To do so meant a full organizational realignment at NAR, which led to changes like 227 employees reporting to new leadership and an abolishment of the “silo mentality.” Job titles were reexamined and terms like “departments” and “divisions” were replaced with “teams” and “groups.” The goal was to invert the pyramid, and the process is ongoing.
“The main goal of the realignment never ends,” Goldberg explains. “We will always look to perfect our structure to make sure it’s member-first and member-focused. That’s why we did what we did—to eliminate the hand-off mentality and a delay in responsiveness, and to make us more nimble. We’re working hard with leadership to flip the pyramid upside down so that the members are at the top and NAR is at the bottom.”
Belly-to-Belly With REALTORS®
Part of the organizational realignment at NAR meant getting NAR staff on board with its new member-centric mission. To make that happen in a fast and tangible way, Goldberg instituted an ambitious program to put NAR staff side by side in the field with REALTORS®. The Day in the Life Program mandates that every NAR employee—that’s 350 people combined from the Chicago and Washington, D.C., offices—annually shadow a REALTOR® in the field, participate in a sales or staff meeting at a brokerage office, or visit a state or local REALTOR® association.

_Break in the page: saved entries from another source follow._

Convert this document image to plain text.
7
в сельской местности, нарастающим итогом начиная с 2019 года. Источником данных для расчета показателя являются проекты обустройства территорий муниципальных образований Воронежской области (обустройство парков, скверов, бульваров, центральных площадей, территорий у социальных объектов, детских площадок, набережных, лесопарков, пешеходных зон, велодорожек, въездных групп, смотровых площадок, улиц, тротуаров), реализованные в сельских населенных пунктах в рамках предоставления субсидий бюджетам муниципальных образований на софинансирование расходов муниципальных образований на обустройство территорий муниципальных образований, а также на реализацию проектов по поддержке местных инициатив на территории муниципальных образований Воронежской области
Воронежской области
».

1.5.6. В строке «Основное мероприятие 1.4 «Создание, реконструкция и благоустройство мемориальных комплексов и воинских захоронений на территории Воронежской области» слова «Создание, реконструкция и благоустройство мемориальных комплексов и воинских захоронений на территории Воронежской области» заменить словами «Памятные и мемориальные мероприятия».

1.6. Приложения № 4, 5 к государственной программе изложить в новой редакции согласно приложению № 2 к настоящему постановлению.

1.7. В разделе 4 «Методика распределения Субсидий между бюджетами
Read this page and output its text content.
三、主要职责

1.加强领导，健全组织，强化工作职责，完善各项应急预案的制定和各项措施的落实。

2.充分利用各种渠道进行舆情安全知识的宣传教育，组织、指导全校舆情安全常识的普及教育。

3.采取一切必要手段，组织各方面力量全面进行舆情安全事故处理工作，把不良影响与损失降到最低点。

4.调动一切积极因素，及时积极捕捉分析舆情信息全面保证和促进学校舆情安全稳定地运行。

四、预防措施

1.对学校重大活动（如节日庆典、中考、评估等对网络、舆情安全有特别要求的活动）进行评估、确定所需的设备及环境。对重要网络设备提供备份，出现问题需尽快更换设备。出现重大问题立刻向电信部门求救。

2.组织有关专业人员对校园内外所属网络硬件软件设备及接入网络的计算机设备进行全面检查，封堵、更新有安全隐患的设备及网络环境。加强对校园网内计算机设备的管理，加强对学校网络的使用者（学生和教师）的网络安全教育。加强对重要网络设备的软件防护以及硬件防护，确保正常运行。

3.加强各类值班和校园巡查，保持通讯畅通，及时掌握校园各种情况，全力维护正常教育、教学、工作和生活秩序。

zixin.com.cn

Designed to give everyone at NAR a firsthand understanding of the challenges faced by the members they’re serving, the program has been completed by 100 NAR staff (including Goldberg), with the entire staff on track for completion by August 31.
In another effort to get the NAR team into the trenches, Goldberg launched the Executive Outreach Program in January 2018. Through the program, NAR senior management teams were formed to serve as direct points of contact and sources of information for the staff and volunteer leadership of the local, state, MLS, and brokerage entities within each of NAR’s 13 regions. The goal of the program is to utilize NAR senior management as direct points of contact and conduits of information for members, and, in turn, provide NAR’s top tier with a greater understanding of the key issues facing REALTORS®.
These programs are just two examples that define the larger cultural shift taking place at NAR. As Goldberg explains, “We understand that REALTORS® won’t always come to NAR seeking information, so our priority is to better connect NAR’s resources to REALTOR® communities in a more personal environment.”
Embracing the Disruptors
In a real estate environment where brokers and REALTORS® are increasingly worried about new business models infiltrating their business—the so-called “disruptors”—Goldberg wants to change the conversation and embrace these firms—invite them into the tent, so to speak—in order to lead change before it leads us.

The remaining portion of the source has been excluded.